The elderly man walking toward me
is holding out his hand. It seems he wants to give me something.
We are the
only two people on this stretch of beach in Southern Italy, and have been quietly lost in our own
musings until now.
Clearly his
intense scrutiny of the sand has revealed a treasure he would like to share
with me. Speaking in Italian, he smiles and drops a tiny shell into my hand.
I
can't understand what he is saying, but I'm charmed he wants to gift me with
the snail shell, and I would like to reciprocate.
Reaching
into my pocket, I pull out a recently found treasure and offer it to him. A
piece of green ceramic, it is the only colored chip I have found so far on the
beach.
His reaction
surprises me.
He chuckles and shrugs, walking away to continue his search without taking my gift.

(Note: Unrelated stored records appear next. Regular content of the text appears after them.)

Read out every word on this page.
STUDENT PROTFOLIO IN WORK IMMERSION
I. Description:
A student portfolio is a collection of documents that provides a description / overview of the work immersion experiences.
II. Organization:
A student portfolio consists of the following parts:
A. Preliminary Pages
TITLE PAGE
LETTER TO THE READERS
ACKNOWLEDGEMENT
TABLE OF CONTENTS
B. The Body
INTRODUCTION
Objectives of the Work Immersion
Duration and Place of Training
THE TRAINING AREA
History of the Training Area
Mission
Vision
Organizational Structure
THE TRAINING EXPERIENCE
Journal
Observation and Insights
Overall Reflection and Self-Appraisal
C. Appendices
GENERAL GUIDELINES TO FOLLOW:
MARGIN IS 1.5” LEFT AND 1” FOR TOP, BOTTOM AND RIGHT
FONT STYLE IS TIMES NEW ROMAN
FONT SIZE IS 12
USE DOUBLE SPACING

It occurs to me this man has probably lived here
in Vietri sul Mare for many years.
Strolling the beach, smoking his cigar and quietly scanning the sand is not a
new past time for him.
I decide rebuffing
my gift with a shrug is actually his way of saying that the bits of Italian
pottery on the beach are familiar to him. I am just a silly American who may
not have realized that.
Continuing my
stroll a few feet from the surf, I wrap my scarf around my neck and pull up my
collar, shivering in the breeze coming off the Mediterranean.
I am here on the gateway
to the Amalfi Coast in March, alone on the beach with one Italian man,
peacefully searching the sand. This part of the coast – a lesser traveled one
by tourists, is exactly what many people dream of seeing in Italy.
The colorful
character of the people and charming homes with laundry lines almost an art
form; the wonderful smells of pizza and Italian coffee – it is abundant here.
Suddenly
I see one.
Grabbing up the
bright stone from the beach, I examine the intricate floral design, still
bright yellow on the orange pottery worn smooth by the tide. For the Italians
who live in Vietri, a visitor's fascination with colorful bits of ceramic washed
up by the tide probably seems silly.
Although the
largest factory, it is one of many in this small coastal town that supplies the
hotels, shops and restaurants along the Amalfi Coast
with a huge variety of pottery and
tile art. Short of a sofa, there isn’t much of anything that Italians won't
construct into ceramic.
High above the
village, St. John's church has a distinctive green and yellow ceramic dome that
speaks to the artesian roots of Vietri. Visible from miles away, it marks the
tiny spot on the Italian coast where you can find a one-of-a-kind ceramic in an
idyllic place tourists often overlook.
Add the adventure of beach combing for colorful scraps of pottery
polished by the sea, and you have an authentic Italian treasure hunt.